When Michelle moved to Singapore to work as an IT professional, she thought of love as something static. One that is rooted in boodle fights, pasalubong-packed reunions and balikbayan boxes But over the years, she learned that love stretches. It reshapes. It finds new bridges.
She left her son back home in Pasig City under her grandma’s care. Their phone calls were filled with laughter and fragments. Tagalog phrases nestled between English slang. At first, she felt she was losing something. But slowly, she began to see it differently. This wasn’t erasure. It was adaptation.
Across the globe, Filipinos are entwined in relationships where culture isn’t one language or one tradition, like a mosaic.

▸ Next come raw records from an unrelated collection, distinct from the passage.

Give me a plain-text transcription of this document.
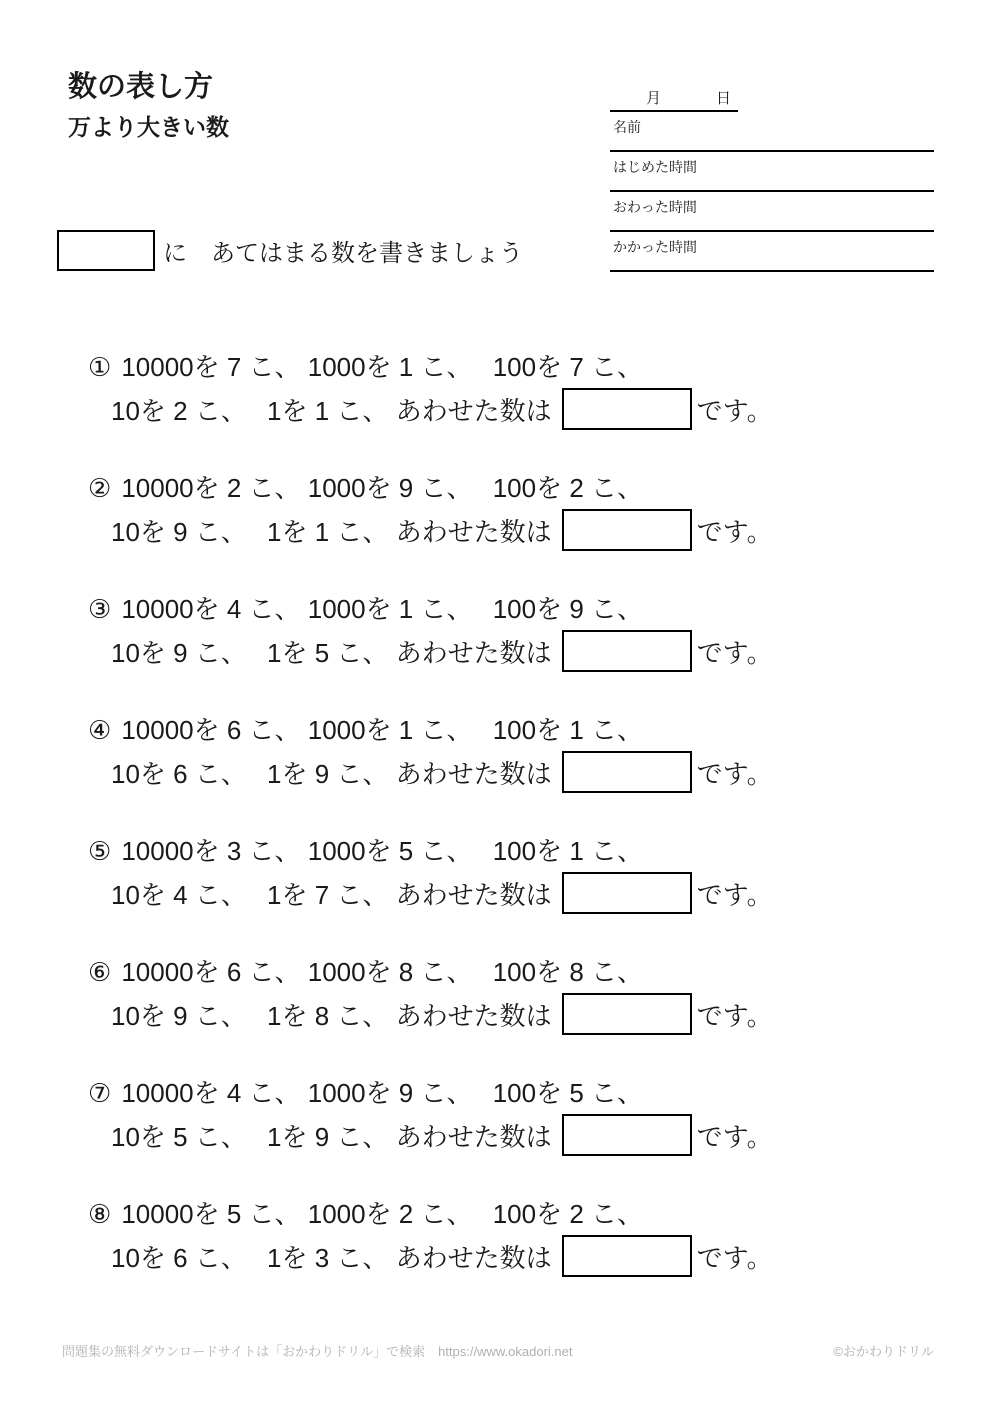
数の表し方
万より大きい数
月	日
名前
はじめた時間
おわった時間
かかった時間
に　あてはまる数を書きましょう
① 10000を 7 こ、 1000を 1 こ、　 100を 7 こ、
10を 2 こ、　 1を 1 こ、 あわせた数は	です。
② 10000を 2 こ、 1000を 9 こ、　 100を 2 こ、
10を 9 こ、　 1を 1 こ、 あわせた数は	です。
③ 10000を 4 こ、 1000を 1 こ、　 100を 9 こ、
10を 9 こ、　 1を 5 こ、 あわせた数は	です。
④ 10000を 6 こ、 1000を 1 こ、　 100を 1 こ、
10を 6 こ、　 1を 9 こ、 あわせた数は	です。
⑤ 10000を 3 こ、 1000を 5 こ、　 100を 1 こ、
10を 4 こ、　 1を 7 こ、 あわせた数は	です。
⑥ 10000を 6 こ、 1000を 8 こ、　 100を 8 こ、
10を 9 こ、　 1を 8 こ、 あわせた数は	です。
⑦ 10000を 4 こ、 1000を 9 こ、　 100を 5 こ、
10を 5 こ、　 1を 9 こ、 あわせた数は	です。
⑧ 10000を 5 こ、 1000を 2 こ、　 100を 2 こ、
10を 6 こ、　 1を 3 こ、 あわせた数は	です。
問題集の無料ダウンロードサイトは「おかわりドリル」で検索　https://www.okadori.net	©おかわりドリル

A mother teaches her child to sing an OPM, even as they binge-watch Chinese dramas. A father records bedtime stories in Taglish for kids who dream in English but feel in Filipino.
Love and connection hopes to survive in these brief intersections.
OFWs know this deeply. They carry not just financial burdens, but emotional cargo. You know, the longing to be understood, the guilt of missing milestones, the hope of staying close, the feeling of becoming a stranger every time you go back after years of staying abroad.
Sometimes, that love shows up in unexpected places. It could be a shared playlist of OPM and BTS, or a Facebook messenger call where lola insists on speaking in Tagalog while her apo giggles in Italian.
Bridges of love aren’t perfect. But they’re powerful.
So, to every OFW and every family member holding space across the ocean, your love is more than enough. It doesn’t need to look traditional to be true. Keep building those bridges. One call. One story. One moment that says, kahit malayo ka man, tayo pa rin…hanggang sa muli.